Ecco, dirò subito che questo pezzo è il perfetto candidato per quella rubrica. Ma vedendo di essere in buona e crescente compagnia mi sento di osare l’inosabile.
E di pronunciare la parola magica della mia estate: trenino. Sì, sarà l’estate del treno regionale veloce, o – in sua assenza – di quello semplice. Da qui a settembre niente aerei né frecce rosse.
L’ultimo aereo che ho preso (Ita) ha fatto all’andata due ore e un quarto di ritardo. Volo nazionale, si intende. Con cambio di gate all’ultimo e quindi perdendo posti in fila o sulle già scarse panchine. Ormai si ha l’obbligo di stare inebetiti con gli occhi all’insù per controllare orari e uscite, sempre che ci siano quadranti in buon numero e leggibili a distanza.
In più, quando puoi salire, arriva l’obbligo (ovvio ma infido) di sederti dove ti hanno messo. Senza sapere se avrai un vicino che tiene la mascherina o meno. Che tossisce a raffica o meno. Stipato tra due braccioli sperando che quelli accanto, appiccicati a tre centimetri, non siano positivi. È il business, bellezza.
Quanto alle frecce rosse, ho ancora negli occhi la scena della signora che lamenta l’assenza di aria condizionata, il controllore che assicura che “ora entra in funzione”, lei che ribatte speranzosa “perché l’altro giorno su questo treno era rotta”, e lui che sorride per poi tornare dopo un po’ con l’ambasciata “purtroppo è rotta”.

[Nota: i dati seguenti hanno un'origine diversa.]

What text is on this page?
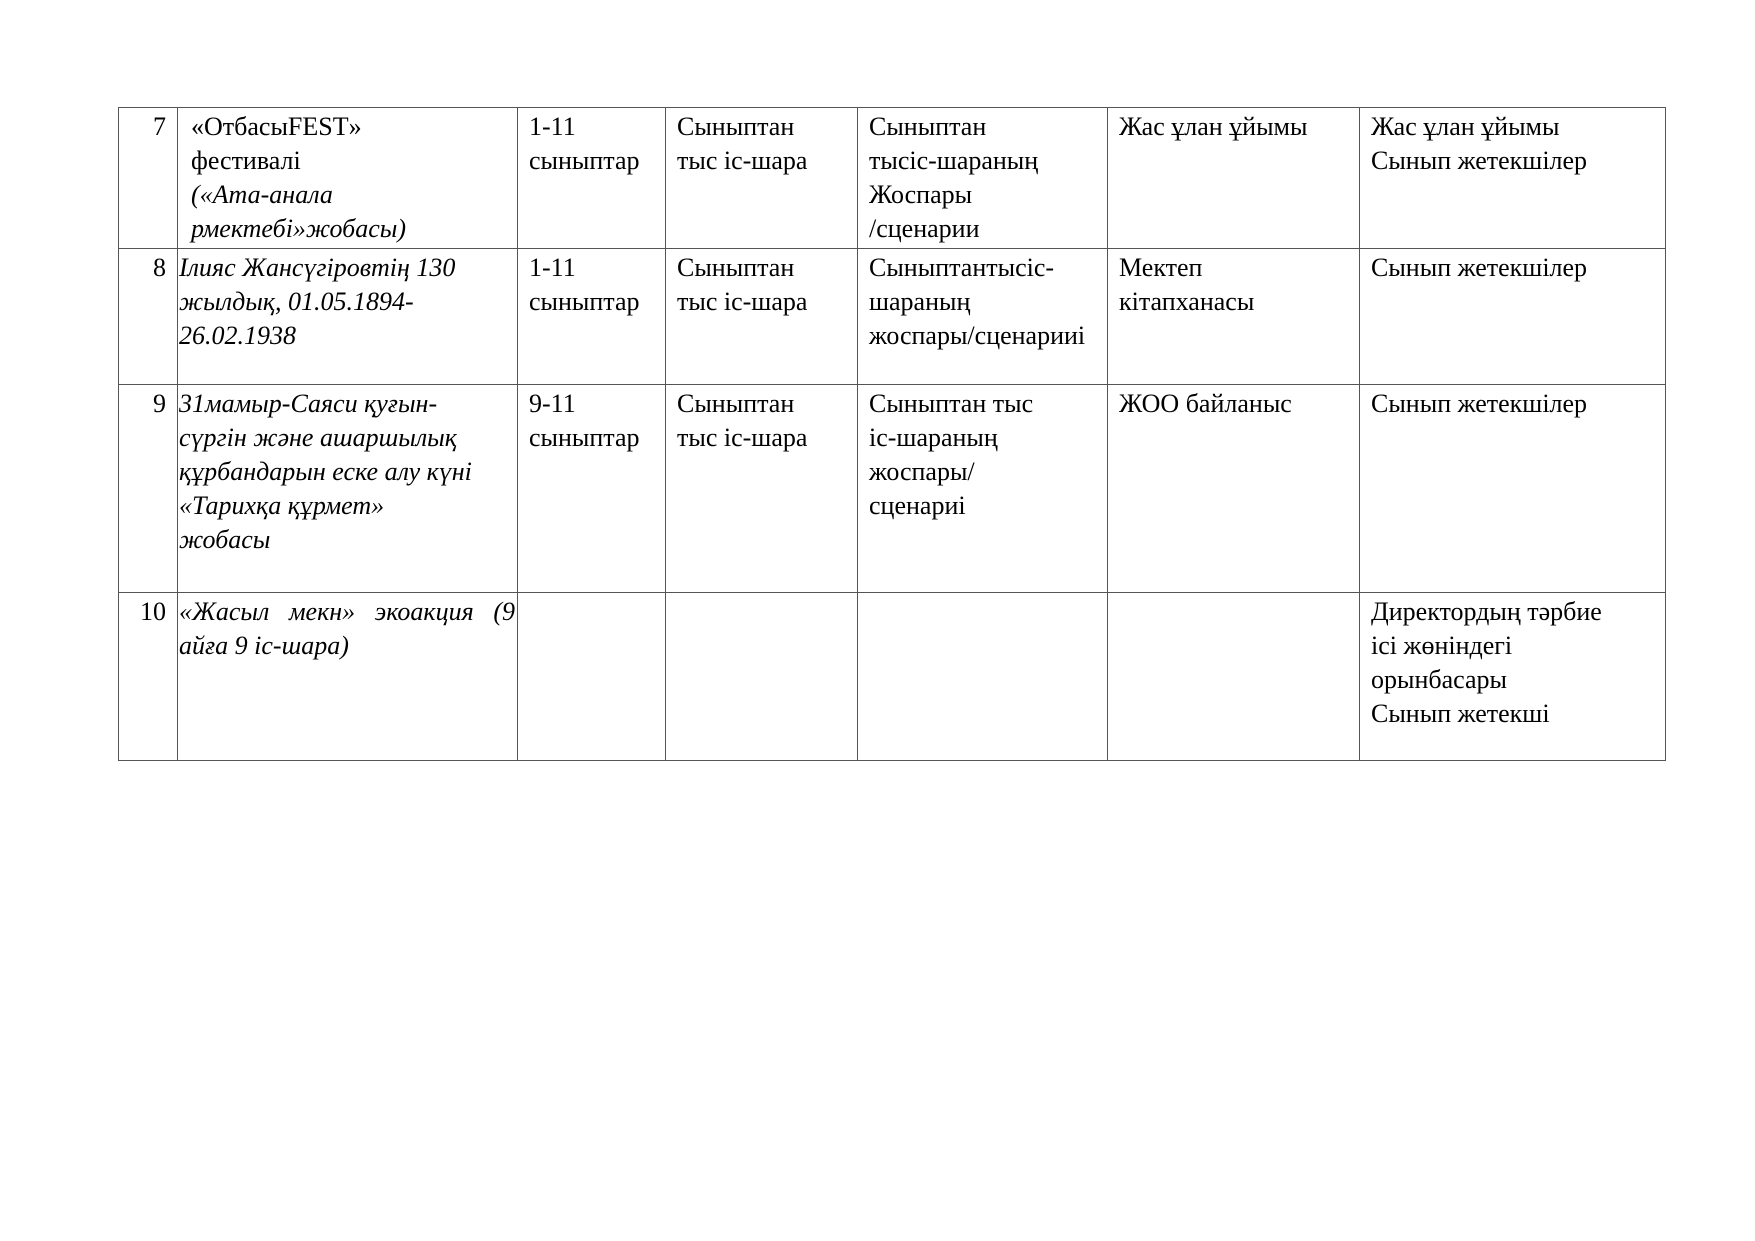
7	«ОтбасыFEST»
фестивалі
(«Ата-анала
рмектебі»жобасы)	1-11
сыныптар	Сыныптан
тыс іс-шара	Сыныптан
тысіс-шараның
Жоспары
/сценарии	Жас ұлан ұйымы	Жас ұлан ұйымы
Сынып жетекшілер
8	Ілияс Жансүгіровтің 130
жылдық, 01.05.1894-
26.02.1938	1-11
сыныптар	Сыныптан
тыс іс-шара	Сыныптантысіс-
шараның
жоспары/сценарииі	Мектеп
кітапханасы	Сынып жетекшілер
9	31мамыр-Саяси қуғын-
сүргін және ашаршылық
құрбандарын еске алу күні
«Тарихқа құрмет»
жобасы	9-11
сыныптар	Сыныптан
тыс іс-шара	Сыныптан тыс
іс-шараның
жоспары/
сценариі	ЖОО байланыс	Сынып жетекшілер
10	«Жасыл мекн» экоакция (9 айға 9 іс-шара)					Директордың тәрбие
ісі жөніндегі
орынбасары
Сынып жетекші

Quella volta fu possibile cambiare carrozza. In estate non lo sarebbe. E non è nemmeno possibile tirare giù il finestrino come nei magnifici treni regionali. Senza contare che quando controllo i quadranti in stazione per i treni a lunga percorrenza vedo spesso ritardi inauditi. 90 minuti, 120 minuti….

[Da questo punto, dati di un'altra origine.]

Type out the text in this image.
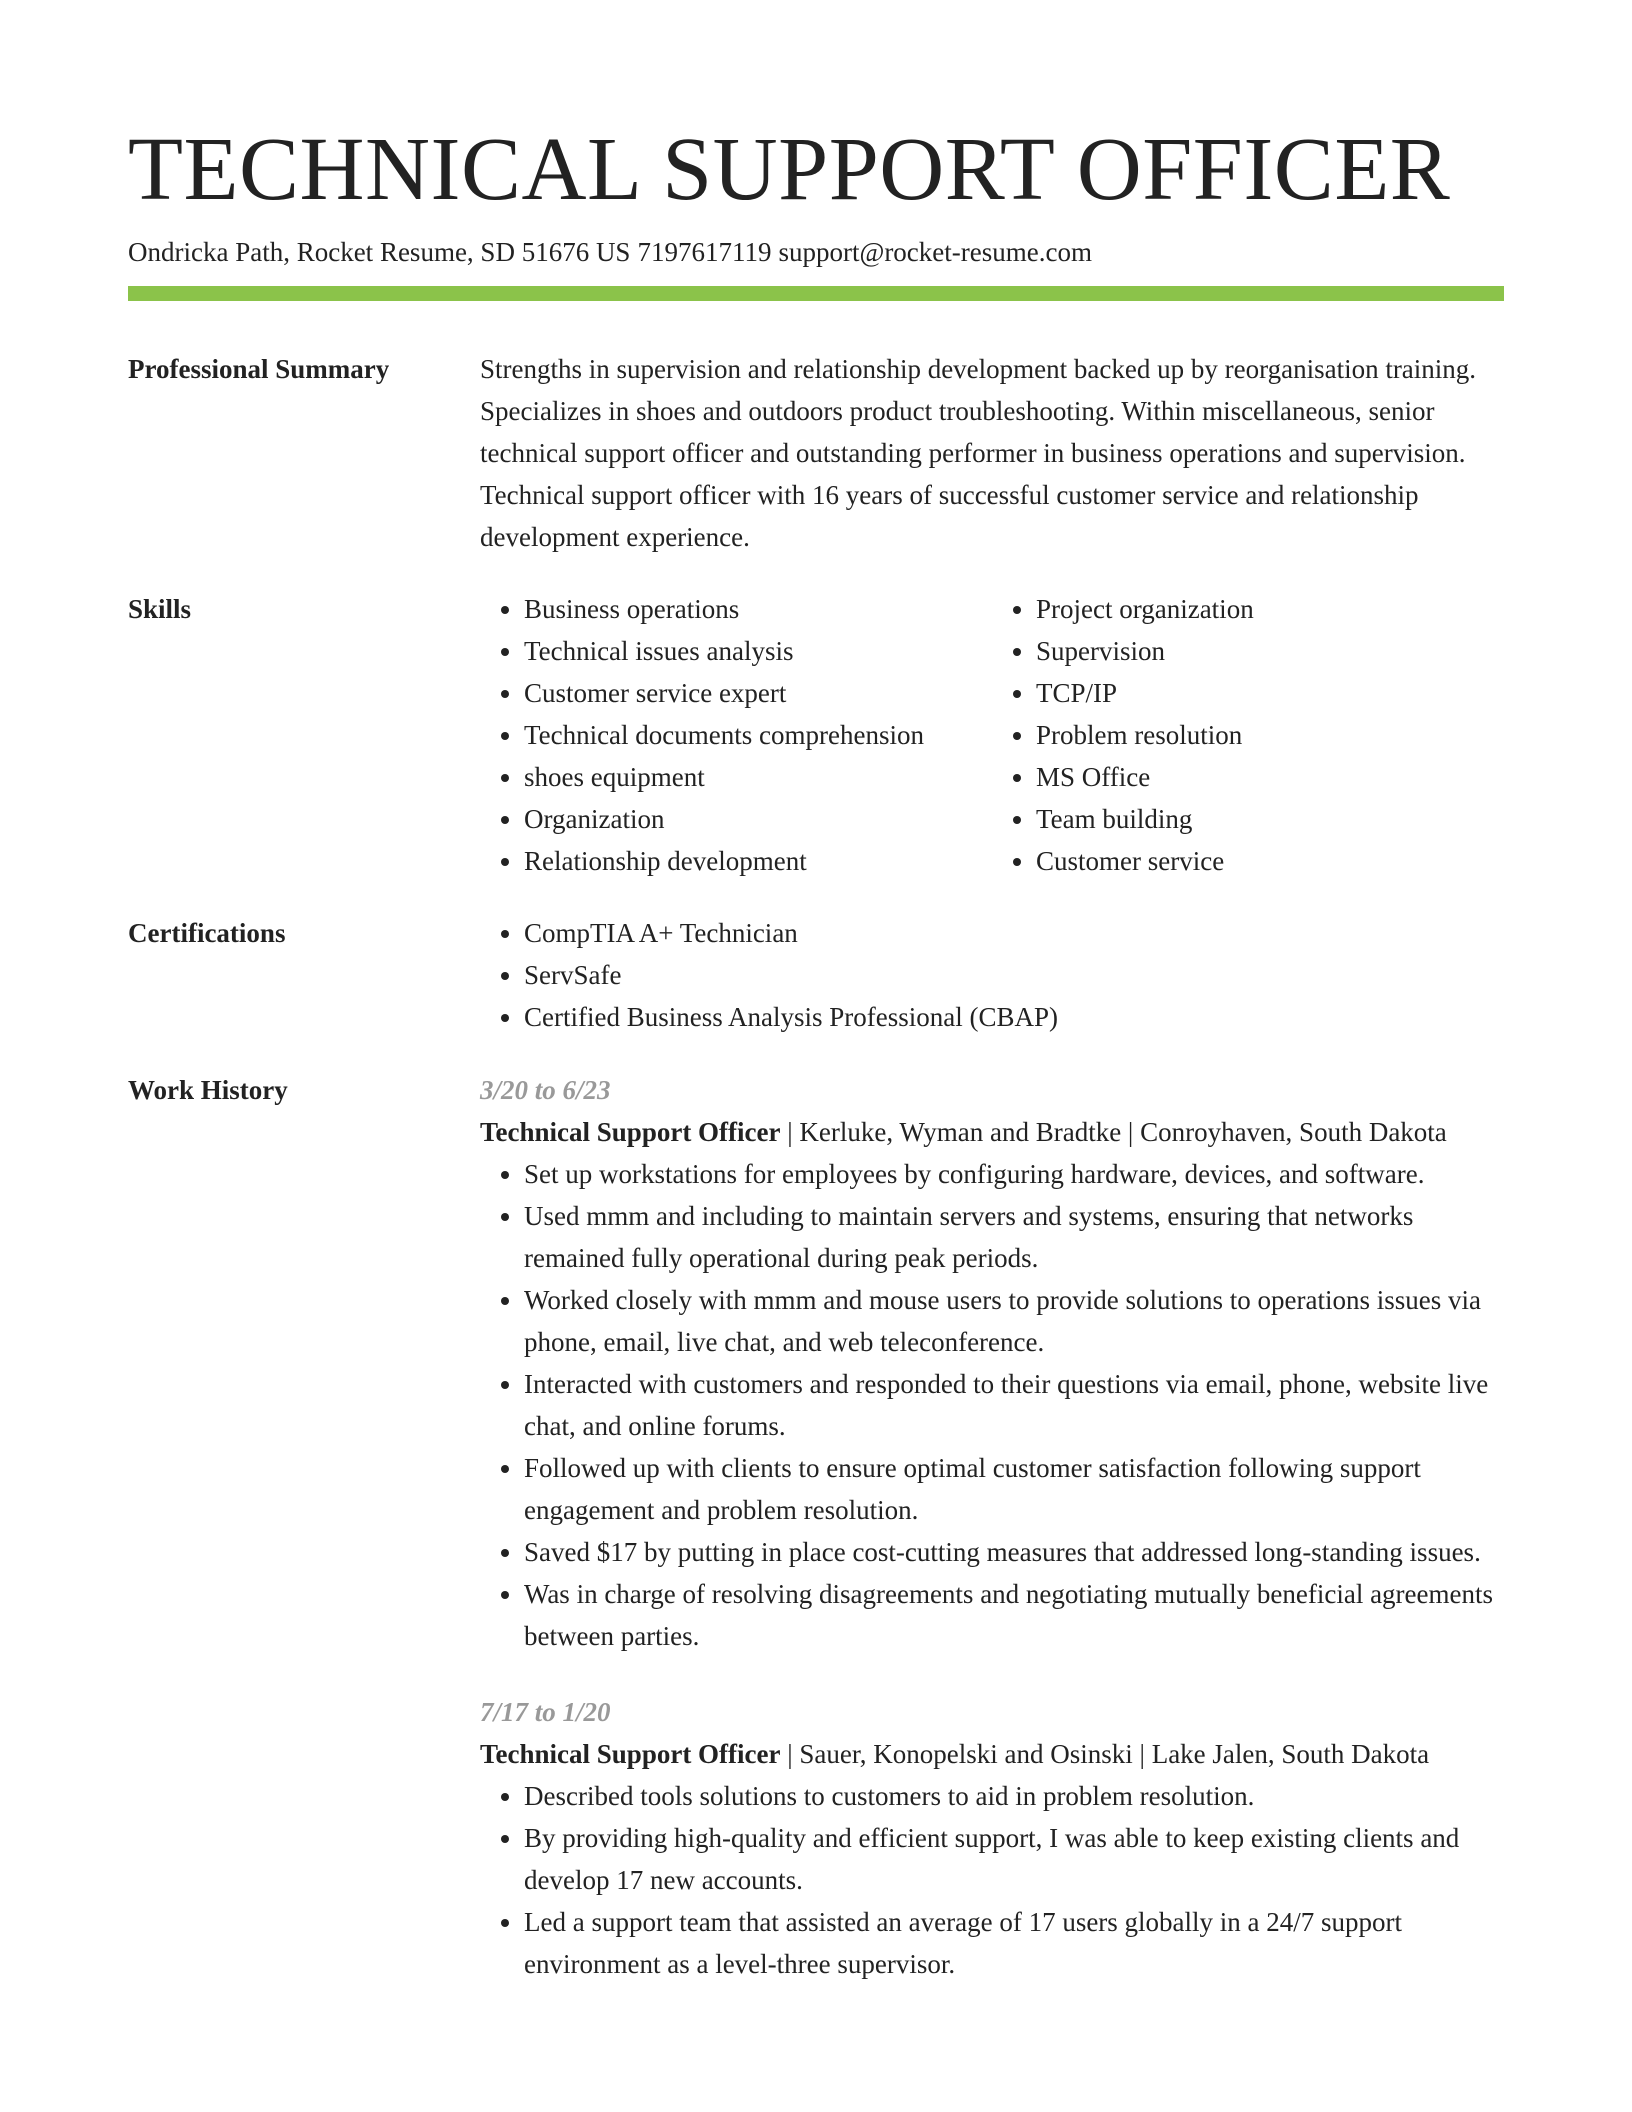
TECHNICAL SUPPORT OFFICER
Ondricka Path, Rocket Resume, SD 51676 US 7197617119 support@rocket-resume.com
Professional Summary	Strengths in supervision and relationship development backed up by reorganisation training. Specializes in shoes and outdoors product troubleshooting. Within miscellaneous, senior technical support officer and outstanding performer in business operations and supervision. Technical support officer with 16 years of successful customer service and relationship development experience.

Skills	• Business operations
• Technical issues analysis
• Customer service expert
• Technical documents comprehension
• shoes equipment
• Organization
• Relationship development
• Project organization
• Supervision
• TCP/IP
• Problem resolution
• MS Office
• Team building
• Customer service
Certifications	• CompTIA A+ Technician
• ServSafe
• Certified Business Analysis Professional (CBAP)
Work History	3/20 to 6/23
Technical Support Officer | Kerluke, Wyman and Bradtke | Conroyhaven, South Dakota
• Set up workstations for employees by configuring hardware, devices, and software.
• Used mmm and including to maintain servers and systems, ensuring that networks remained fully operational during peak periods.
• Worked closely with mmm and mouse users to provide solutions to operations issues via phone, email, live chat, and web teleconference.
• Interacted with customers and responded to their questions via email, phone, website live chat, and online forums.
• Followed up with clients to ensure optimal customer satisfaction following support engagement and problem resolution.
• Saved $17 by putting in place cost-cutting measures that addressed long-standing issues.
• Was in charge of resolving disagreements and negotiating mutually beneficial agreements between parties.
7/17 to 1/20
Technical Support Officer | Sauer, Konopelski and Osinski | Lake Jalen, South Dakota
• Described tools solutions to customers to aid in problem resolution.
• By providing high-quality and efficient support, I was able to keep existing clients and develop 17 new accounts.
• Led a support team that assisted an average of 17 users globally in a 24/7 support environment as a level-three supervisor.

E ascolto, mentre ci viaggio sopra, spiegazioni semicomiche, tra cui da un paio d’anni ne primeggia una mai data nei secoli: presenza di persone non autorizzate lungo i binari.

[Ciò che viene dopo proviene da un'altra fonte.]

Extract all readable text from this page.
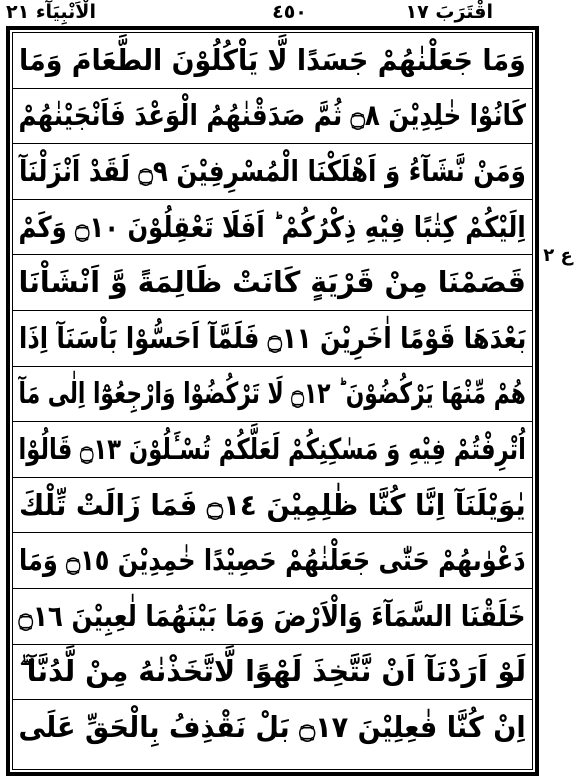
الْاَنْبِيَآء ٢١	٤٥٠	اقْتَرَبَ ١٧
وَمَا جَعَلْنٰهُمْ جَسَدًا لَّا يَاْكُلُوْنَ الطَّعَامَ وَمَا
كَانُوْا خٰلِدِيْنَ ۝٨ ثُمَّ صَدَقْنٰهُمُ الْوَعْدَ فَاَنْجَيْنٰهُمْ
وَمَنْ نَّشَآءُ وَ اَهْلَكْنَا الْمُسْرِفِيْنَ ۝٩ لَقَدْ اَنْزَلْنَآ
اِلَيْكُمْ كِتٰبًا فِيْهِ ذِكْرُكُمْ ؕ اَفَلَا تَعْقِلُوْنَ ۝١٠ وَكَمْ
قَصَمْنَا مِنْ قَرْيَةٍ كَانَتْ ظَالِمَةً وَّ اَنْشَاْنَا
بَعْدَهَا قَوْمًا اٰخَرِيْنَ ۝١١ فَلَمَّآ اَحَسُّوْا بَاْسَنَآ اِذَا
هُمْ مِّنْهَا يَرْكُضُوْنَ ؕ ۝١٢ لَا تَرْكُضُوْا وَارْجِعُوْٓا اِلٰى مَآ
اُتْرِفْتُمْ فِيْهِ وَ مَسٰكِنِكُمْ لَعَلَّكُمْ تُسْـَٔلُوْنَ ۝١٣ قَالُوْا
يٰوَيْلَنَآ اِنَّا كُنَّا ظٰلِمِيْنَ ۝١٤ فَمَا زَالَتْ تِّلْكَ
دَعْوٰىهُمْ حَتّٰى جَعَلْنٰهُمْ حَصِيْدًا خٰمِدِيْنَ ۝١٥ وَمَا
خَلَقْنَا السَّمَآءَ وَالْاَرْضَ وَمَا بَيْنَهُمَا لٰعِبِيْنَ ۝١٦
لَوْ اَرَدْنَآ اَنْ نَّتَّخِذَ لَهْوًا لَّاتَّخَذْنٰهُ مِنْ لَّدُنَّآ ۖ
اِنْ كُنَّا فٰعِلِيْنَ ۝١٧ بَلْ نَقْذِفُ بِالْحَقِّ عَلَى
ع ٢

Inizialmente pensavo che fosse un modo per dire che c’erano blocchi ferroviari con scioperi. Un modo dolce per non scatenare i passeggeri contro i manifestanti. E invece non trovavo mai notizie sulle cronache locali. Niente di niente. Dunque ladri di rame? Zingari? Comitive di aspiranti suicidi? Da dove e come rilevati?
Da qui la determinazione dell’estate 2022. Basta. Non voglio più pagare il prezzo dei braccini corti sulla manutenzione e sul personale; né quello della disorganizzazione. Le mezze giornate di vacanze non le restituisce nessuno, e il fegato neanche.
Sogno dunque paesini in valli e campagne e montagne, alberghetti e stanze a basso prezzo, frescure nell’estate che si annuncia “ribollita”. Voglio controllare chi siede accanto a me. Voglio un po’ di pace, visto che sui regionali per fortuna non ci sono aspiranti manager che usino il cellulare per far sentire che comandano.
E da un po’ vedo che molti amici sembrano pensarla così. Saranno più lenti, ‘sti regionali veloci. Ma costano molto meno. E non li aspetti per mezze ore oltre il Po a causa di un “guasto temporaneo” nei pressi di Pescara.
Finché scopro sulla grande stampa che sta proprio partendo la moda dei treni a bassa percorrenza.
Che in Spagna addirittura saranno gratis fino a dicembre per combattere l’inflazione. E vedo i dati dell’agenzia europea sull’inquinamento atmosferico. Ne producono tantissimo gli aerei, tanto le auto, praticamente nulla i treni.
E allora trenino sia. Abbassare le aspettative per stare meglio. E fare qualcosa di buono. Come dice il direttore, “sono soddisfazioni”.